5 Mayıs 2010 Çarşamba

Top Harbi Olsaydı, Yuvarlak Olmazdı.

Top harbi olsaydı, yuvarlak olmazdı. Her birine bi yamuk yapıyor işte: kimine deplasmanda 10 yıl kazanmak haram, kimine 27 yıl kupayı kazanmak, kimine 7 yılda 1 şampiyonluk, kimine 23 yıl...Bugün yine tarihi bir kupa finali oynandı.
Her açıdan tarihiydi. 1983 yılından beri kupayı kazanamayan Fenerbahçe açısından, Son 6 yılda 4.kez-son 10 yılda 5.kez-27 yılda 7.kez finale gelen ve kazanamayan Fenerbahçe açısından, maçın tarihinin 5 Mayıs'a tekabül etmesi (Şenol Güneş döneminde şampiyonluğa en çok yaklaşıtığı yıl olan 1996'da Fenerbahçe'nin deplasmanda Trabzonspor'u yendiği ve şampiyonluğu aldığı maç) Trabzonspor açısından, sezonun son haftası Fenerbahçe'nin sahasında Trabzonspor ile oynacağı açısından, Avrupa ligi ön eleme turlarının sıralaması Trabzonspor, Galatasaray ve Beşiktaş açısından , Şanlıurfa'da oynanan ilk final olması açısından, 10 yıl sonra gündüz final oynanması açısından, 27 yıl sonra Fenerbahçe'nin duble yapma şansı (diğer rakiplerine en büyük benim demesi yani) yakalaması açısından tarihiydi.
Son haftalarda gol yemeden 1-0 kazanıp puanları cebe indiren Fenerbahçe favoriydi. Eskişehirspor maçında gösterdiği performansın karşısında Trabzonspor Ankara deplasmanında dökülmüştü. Fenerbahçe sol bek Andre Santos dışında tam kadroydu. Trabzonspor ise maça hücumcu bir kadro ile çıktı. Burak-Selçuk-Colman-Engin dörtlüsü hücumu seven ama pek geri dönmeyen amiane tabirler yumuşak bir ortasahaydı. Fenerbahçe orta sahada Emre-Selçuk-Topuz ile üstünlük kurabilirdi. Fakat kazın ayağı öyle değil....
10 yıldır sahasında yendiği Galatasaray maçları sonunda gazetelerde "öğrenilmiş caresizlik" naaraları atanların hatta öss sorularına konu olan mevzuunun tamı tamına aynısı Fenerbahçeli oyuncularda vardı. Sanki derbi maçlarında rakibi ezen Fener gitmiş kuzuya dönmüştü. İlk 30 dakika kaleye 1 tane bile şut atmadılar. Trabzonspor ise ilk yarıyı 14 şutla geçti. 2.Yarıda değişen bi şey olmadı. Fenerbahçe kaptanın bireysel yetenekleri ile aradığı golü buldu.

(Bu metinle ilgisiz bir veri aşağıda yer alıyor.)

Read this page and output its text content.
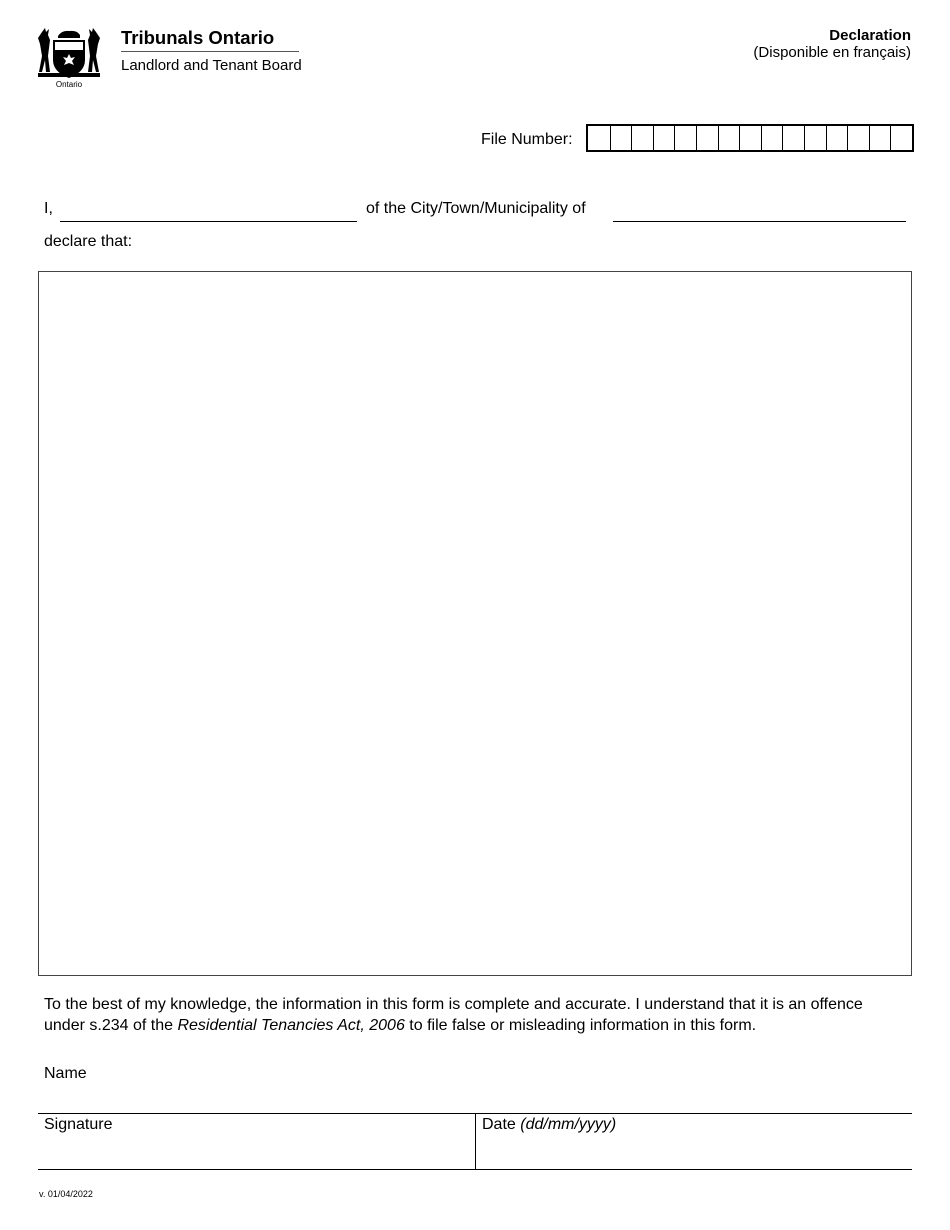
Ontario
Tribunals Ontario
Landlord and Tenant Board
Declaration
(Disponible en français)
File Number:
I,	of the City/Town/Municipality of
declare that:
To the best of my knowledge, the information in this form is complete and accurate. I understand that it is an offence under s.234 of the Residential Tenancies Act, 2006 to file false or misleading information in this form.
Name
Signature	Date (dd/mm/yyyy)
v. 01/04/2022
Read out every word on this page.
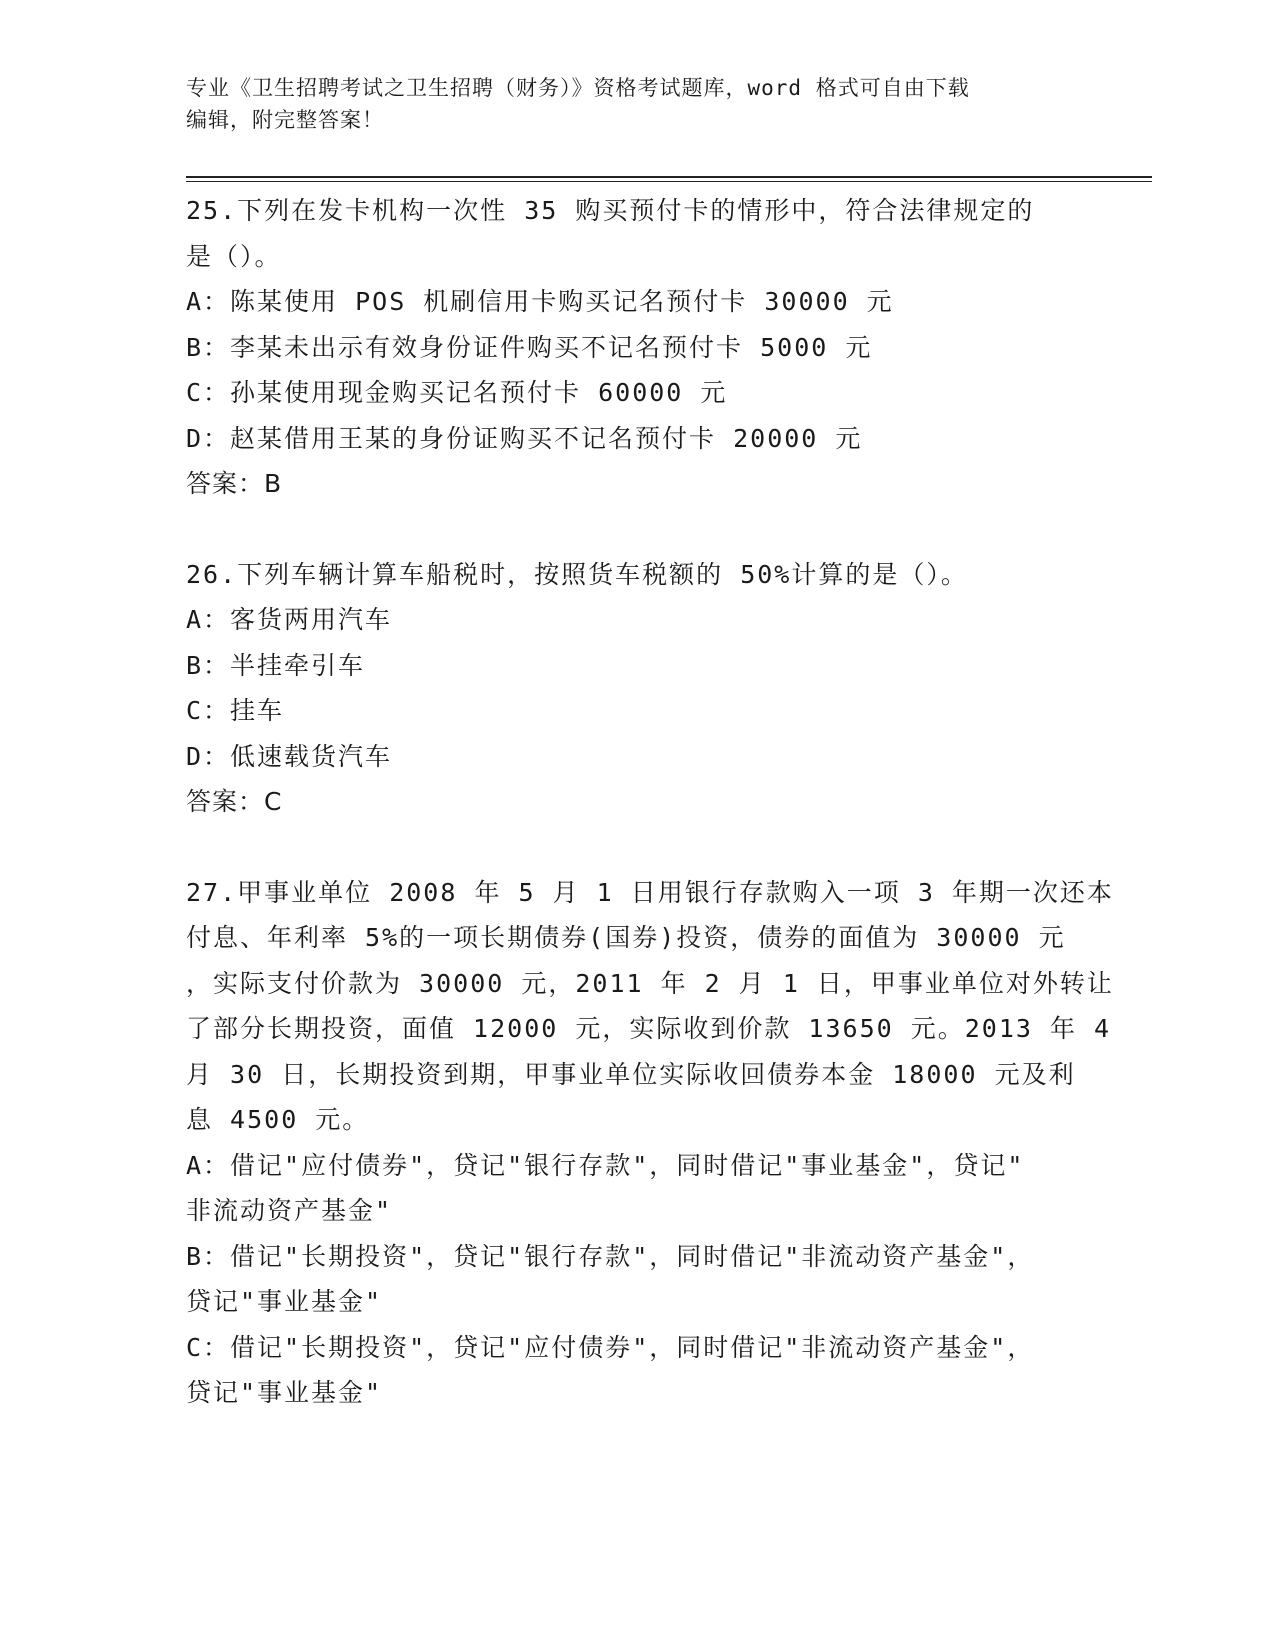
专业《卫生招聘考试之卫生招聘（财务）》资格考试题库，word 格式可自由下载
编辑，附完整答案！
25.下列在发卡机构一次性 35 购买预付卡的情形中，符合法律规定的
是（）。
A：陈某使用 POS 机刷信用卡购买记名预付卡 30000 元
B：李某未出示有效身份证件购买不记名预付卡 5000 元
C：孙某使用现金购买记名预付卡 60000 元
D：赵某借用王某的身份证购买不记名预付卡 20000 元
答案：B
26.下列车辆计算车船税时，按照货车税额的 50%计算的是（）。
A：客货两用汽车
B：半挂牵引车
C：挂车
D：低速载货汽车
答案：C
27.甲事业单位 2008 年 5 月 1 日用银行存款购入一项 3 年期一次还本
付息、年利率 5%的一项长期债券(国券)投资，债券的面值为 30000 元
，实际支付价款为 30000 元，2011 年 2 月 1 日，甲事业单位对外转让
了部分长期投资，面值 12000 元，实际收到价款 13650 元。2013 年 4
月 30 日，长期投资到期，甲事业单位实际收回债券本金 18000 元及利
息 4500 元。
A：借记"应付债券"，贷记"银行存款"，同时借记"事业基金"，贷记"
非流动资产基金"
B：借记"长期投资"，贷记"银行存款"，同时借记"非流动资产基金"，
贷记"事业基金"
C：借记"长期投资"，贷记"应付债券"，同时借记"非流动资产基金"，
贷记"事业基金"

Tam zamanında gelmişti gol. Trabzonspor'un oyunu forse etmesi nedeniyle yorulacağı anlardı. Son dönem performansı ile Fenerbahçe'nin artık maçı vermez denilen noktaya gelindi. Fakat işte ne olduysa oldu. Trabzonspor geldi bir vurdu direkten döndü, bir daha vurdu gol oldu. Golden sonra maç dengelendi hem Fenerbahçe hem de Trabzonspor öne geçme fırsatları yakaladı ama Deivid ve Burak bunları gole çeviremedi. Derken bir kontraatakta sahneye Engin Baytar çıktı ve avantajı getirdi. Golden sonra Fenerbahçe şuursuz bastırdı ama gol gelmedi ardından Colman noktayı koydu.
Alkışlanması gereken bence Şenol Güneş'tir. Şenol Güneş, Türk futbolunun içinde var olduğu için övünüyorum. 2003'de konuşmayı bilmiyor diye milli takımından gönderilen Şenol hoca yurtdışından kendi müthiş geliştirmiş. Hem maç öncesi hem maç sonrası, hem rakibine hem oyuncusuna hem taraftarlara çok önemli mesajlar verdi. Burak Yılmaz ve Engin gibi haşarı-yetenekli oyunculara sahip çıktı kazandı ve sonuçta başarılı oldu. Ama bence en önemlisi; kimilerine göre korkak, kimilerine göre sağlamcı Daum'un aksine, Mourinho vari (Etoo-Milito nası savunma yaptı Barça maçında) bir tarzda hücumculardan koşan-kazanan-pres yapan ve sonuçta kazandığını iyi kullanan bir takımla korkmadan savaştı ve istediğini aldı.